Pour rappel, le 08 février 2011, le Rdmc avait assigné Elecam et notamment le directeur général de Elections devant le juge des référés  pour les faits d’absence de prise de mesure pour l’élargissement du fichier électoral aux Camerounais résidant à l’étranger et   la création des bureaux de vote à l’étranger alors que la loi ne l’interdit pas. Le parti des modernistes assimilait cette attitude de l’organe en charge de l’organisation de toutes les consultations électorales et référendaires au Cameroun à des voies de faits contre les Camerounais vivant à l’étranger, puisque depuis le mois d’août 2010 que les inscriptions sur les listes électorales ont débuté, les Camerounais de la diaspora ne peuvent se soumettre à ce devoir citoyen comme ceux vivant sur la triangle national.
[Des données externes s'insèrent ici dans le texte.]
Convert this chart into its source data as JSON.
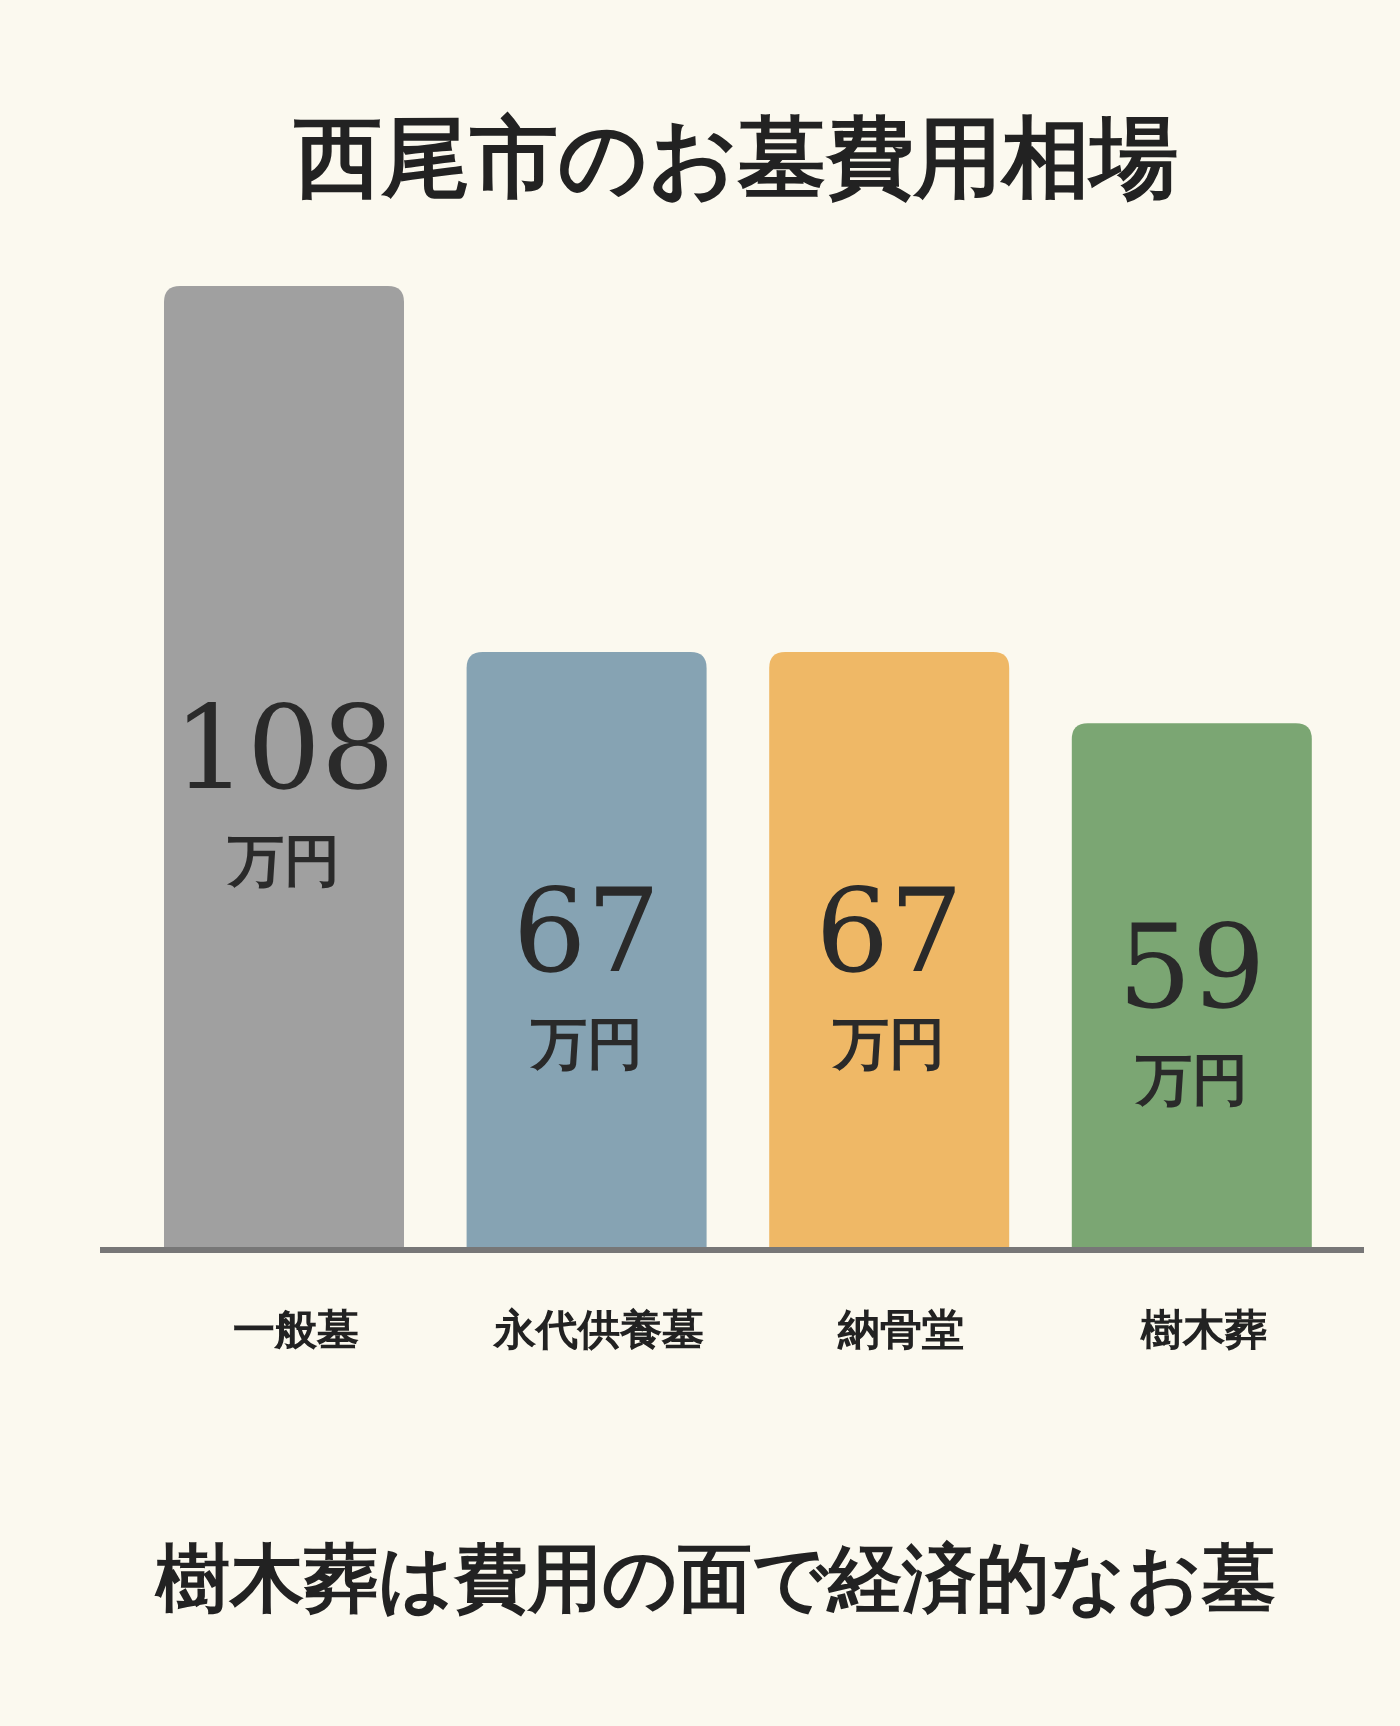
{
  "chart_data": {
    "type": "bar",
    "title": "西尾市のお墓費用相場",
    "categories": [
      "一般墓",
      "永代供養墓",
      "納骨堂",
      "樹木葬"
    ],
    "values": [
      108,
      67,
      67,
      59
    ],
    "colors": [
      "#a0a0a0",
      "#86a3b3",
      "#efb866",
      "#7ba673"
    ],
    "value_labels": [
      "108万円",
      "67万円",
      "67万円",
      "59万円"
    ],
    "annotations": [
      "樹木葬は費用の面で経済的なお墓"
    ]
  }
}
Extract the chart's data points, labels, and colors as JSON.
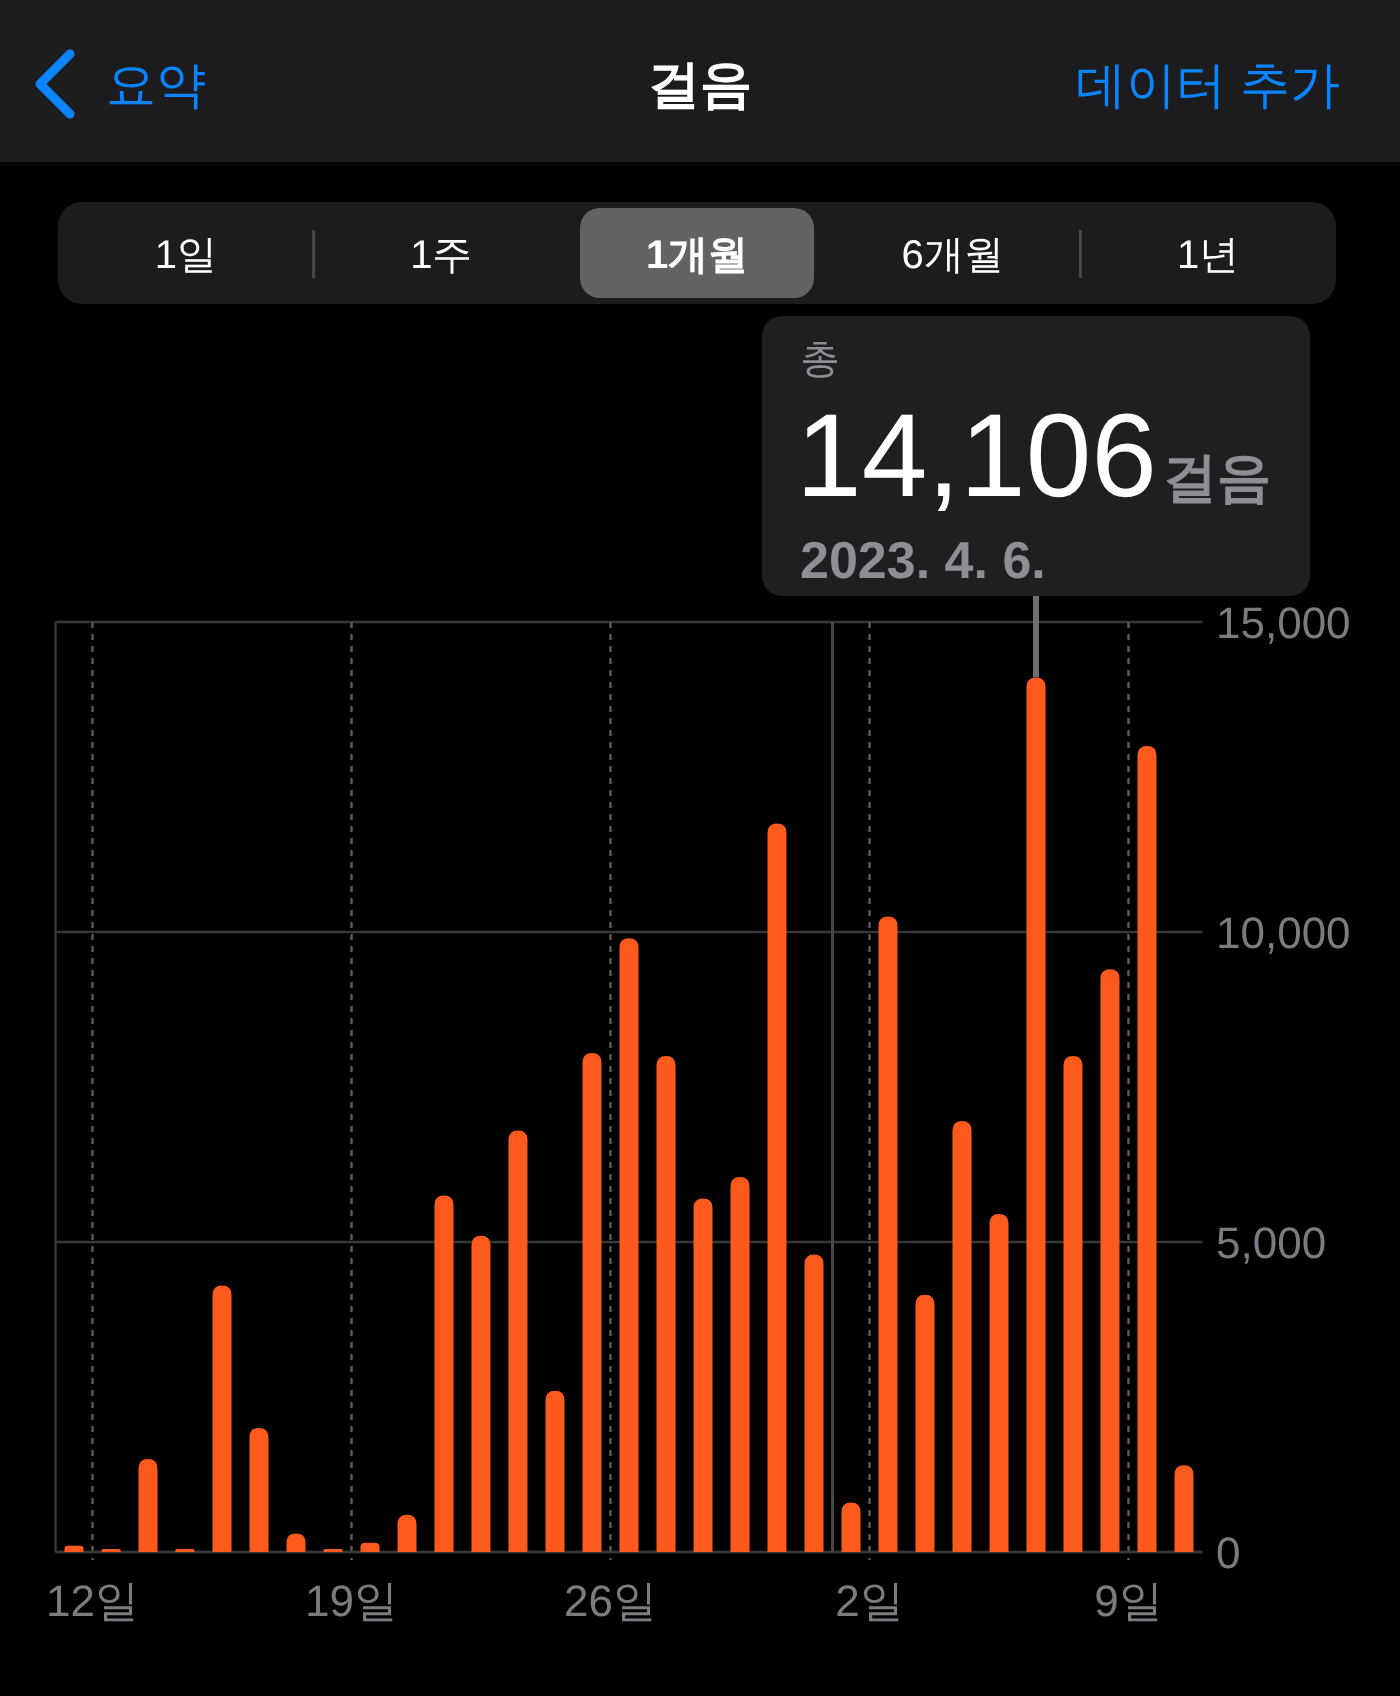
{
  "chart_data": {
    "type": "bar",
    "title": "걸음",
    "x": [
      "2023-03-11T12:00",
      "2023-03-12T12:00",
      "2023-03-13T12:00",
      "2023-03-14T12:00",
      "2023-03-15T12:00",
      "2023-03-16T12:00",
      "2023-03-17T12:00",
      "2023-03-18T12:00",
      "2023-03-19T12:00",
      "2023-03-20T12:00",
      "2023-03-21T12:00",
      "2023-03-22T12:00",
      "2023-03-23T12:00",
      "2023-03-24T12:00",
      "2023-03-25T12:00",
      "2023-03-26T12:00",
      "2023-03-27T12:00",
      "2023-03-28T12:00",
      "2023-03-29T12:00",
      "2023-03-30T12:00",
      "2023-03-31T12:00",
      "2023-04-01T12:00",
      "2023-04-02T12:00",
      "2023-04-03T12:00",
      "2023-04-04T12:00",
      "2023-04-05T12:00",
      "2023-04-06T12:00",
      "2023-04-07T12:00",
      "2023-04-08T12:00",
      "2023-04-09T12:00",
      "2023-04-10T12:00"
    ],
    "values": [
      100,
      50,
      1500,
      50,
      4300,
      2000,
      300,
      50,
      150,
      600,
      5750,
      5100,
      6800,
      2600,
      8050,
      9900,
      8000,
      5700,
      6050,
      11750,
      4800,
      800,
      10250,
      4150,
      6950,
      5450,
      14106,
      8000,
      9400,
      13000,
      1400
    ],
    "color": "#ff5a1e",
    "xlim": [
      "2023-03-11",
      "2023-04-11"
    ],
    "xticks": [
      {
        "value": "2023-03-12",
        "label": "12일"
      },
      {
        "value": "2023-03-19",
        "label": "19일"
      },
      {
        "value": "2023-03-26",
        "label": "26일"
      },
      {
        "value": "2023-04-02",
        "label": "2일"
      },
      {
        "value": "2023-04-09",
        "label": "9일"
      }
    ],
    "ylim": [
      0,
      15000
    ],
    "yticks": [
      0,
      {
        "value": 5000,
        "label": "5,000"
      },
      {
        "value": 10000,
        "label": "10,000"
      },
      {
        "value": 15000,
        "label": "15,000"
      }
    ],
    "grid": true,
    "ref_lines": [
      {
        "axis": "x",
        "value": "2023-04-01",
        "color": "#48484a"
      }
    ],
    "annotations": [
      "요약",
      "데이터 추가",
      "1일",
      "1주",
      "1개월",
      "6개월",
      "1년",
      "총",
      {
        "text": "14,106",
        "x": "2023-04-06T12:00",
        "y": 14106
      },
      "걸음",
      "2023. 4. 6."
    ]
  }
}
Aussi, le parti de Mila Assouté demandait-il au juge des référés (celui qui statue dans les situations d’urgence) “ d’ordonner qu’il soit procédé par Monsieur le directeur général des élections, sous le contrôle et la supervision du conseil électoral, à l’inscription sur les listes électorales des militants membres du Rdmc ou tout autre Camerounais vivant à l’étranger défendant son droit fondamental de vote auprès des consulats et ou représentations diplomatiques du Cameroun ” puisque ni la constitution, ni aucune loi en vigueur au Cameroun ne le proscrivent.

Au cours de la première audience survenue le 17 février dernier, le représentant du dg d’Elecam avait sollicité un report pour prendre connaissance du dossier. Il aura plus de temps puisque le calendrier du passage devant le juge des référés de la  chambre administrative  qui a 60 jours pour livrer son arrêt n’est pas encore connu.